Pero no todos somos Charlie. No lo
son, no quieren serlo, quienes en su cortedad de miras proclamaron
inmediatamente después no identificarse con una revista satírica a la que
consideran grotesca y ofensiva sin percatarse de que ser Charlie, entonces y ahora, no implica identificarse con su línea
editorial sino sólo con su derecho a tenerla.
Desde entonces y a pesar
del compromiso formal con la libertad de expresión de nuestros demócratas de
toda la vida, no paran de sucederse los ataques a este derecho fundamental que
todo el mundo dice defender pero que no terminamos de tomarnos en serio, como
si no nos percatáramos de que lo que está en juego es la dignidad humana. Un
caso flagrante es el tristemente célebre acaecido hace unos días en el Museo de
Arte Contemporáneo de Barcelona (Macba), cuando el ya exdirector del centro,
Bartomeu Marí, se empeñó en que una de las obras que formaban parte de la
exposición La bestia y el soberano
debía ser retirada por resultar ofensiva. Los comisarios no consintieron la
censura y la exposición fue inicialmente cancelada.

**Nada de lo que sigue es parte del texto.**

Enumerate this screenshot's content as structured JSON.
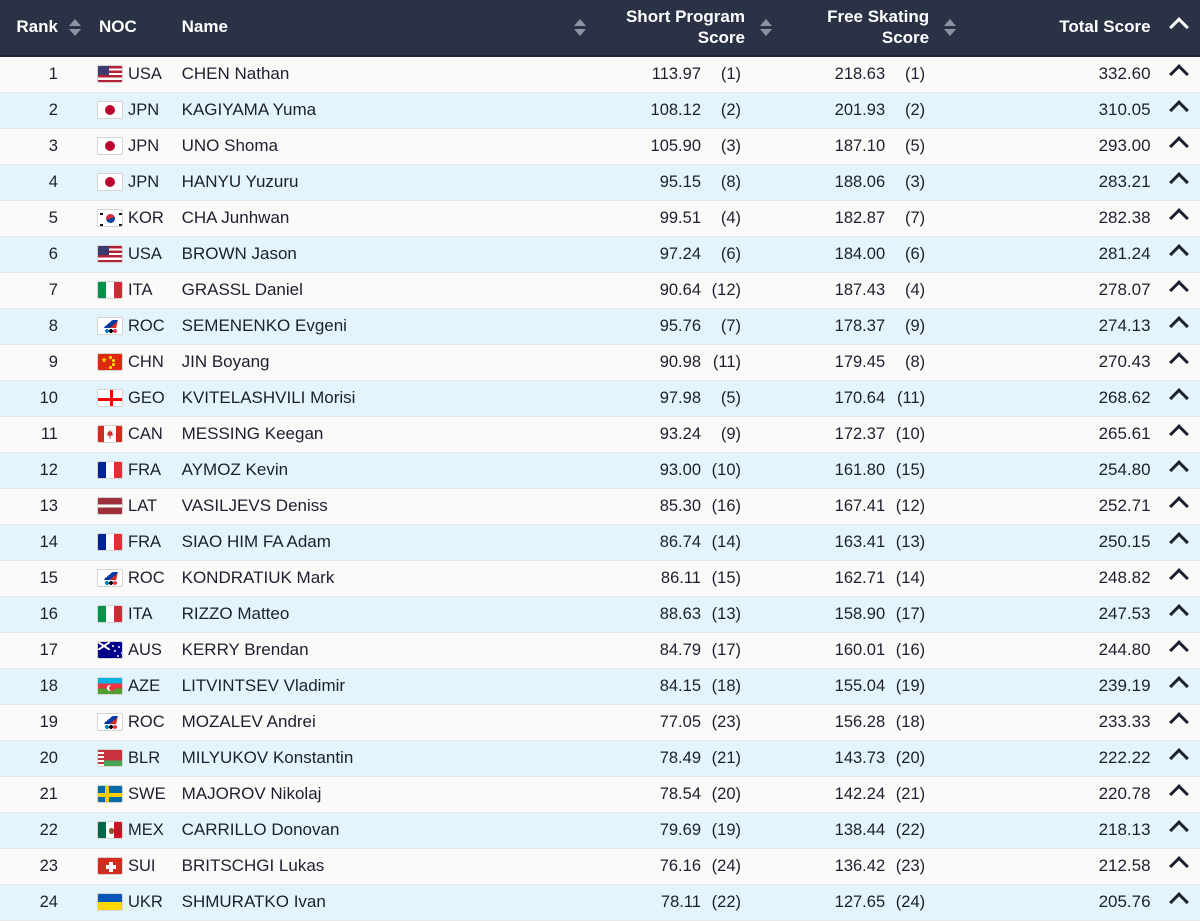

El escándalo ante tal
ataque a la libertad de expresión fue tal que Marí reconsideró su postura y un
par de días más tarde accedió a que la exposición se mostrara íntegra, y así los
visitantes del Macba han podido contemplar la escultura de la discordia en la
que se ve al rey Juan Carlos sodomizado por una mujer a la que, a su vez, está
sodomizando un perro o un lobo. Pero el mal ya estaba hecho y Marí se vio
obligado, ¡menos mal!, a dimitir.
No es este el único caso
en el que la libertad de expresión se ha visto atacada últimamente. Hace unas
semanas el Ayuntamiento de Madrid prohibió la actuación de la banda Soziedad
Alkoholica después de que un informe de la Policía Municipal señalara que si se
celebraba el concierto se corría el riesgo de que se produjeran alteraciones
del orden público, como en los años grises, cuando los Rolling Stones no podían venir a España. Ahora le ha tocado el
turno al fútbol, o mejor dicho, a aquellos aficionados que gustan de pitar al
himno y al rey de España, algo que, gente tan demócrata como el presidente de
la Liga de Fútbol Profesional, Javier Tebas, o la secretaria general del PP y
presidenta de Castilla-La Mancha, Dolores de Cospedal, no pueden concebir en
sus respectivas y biempensantes cabezas. Y es que, como tan acertadamente
afirmara George Orwell en el prólogo a su excelente obra Rebelión en la granja, “si algo significa la libertad es el derecho
a decirle a la gente lo que no quiere oír”.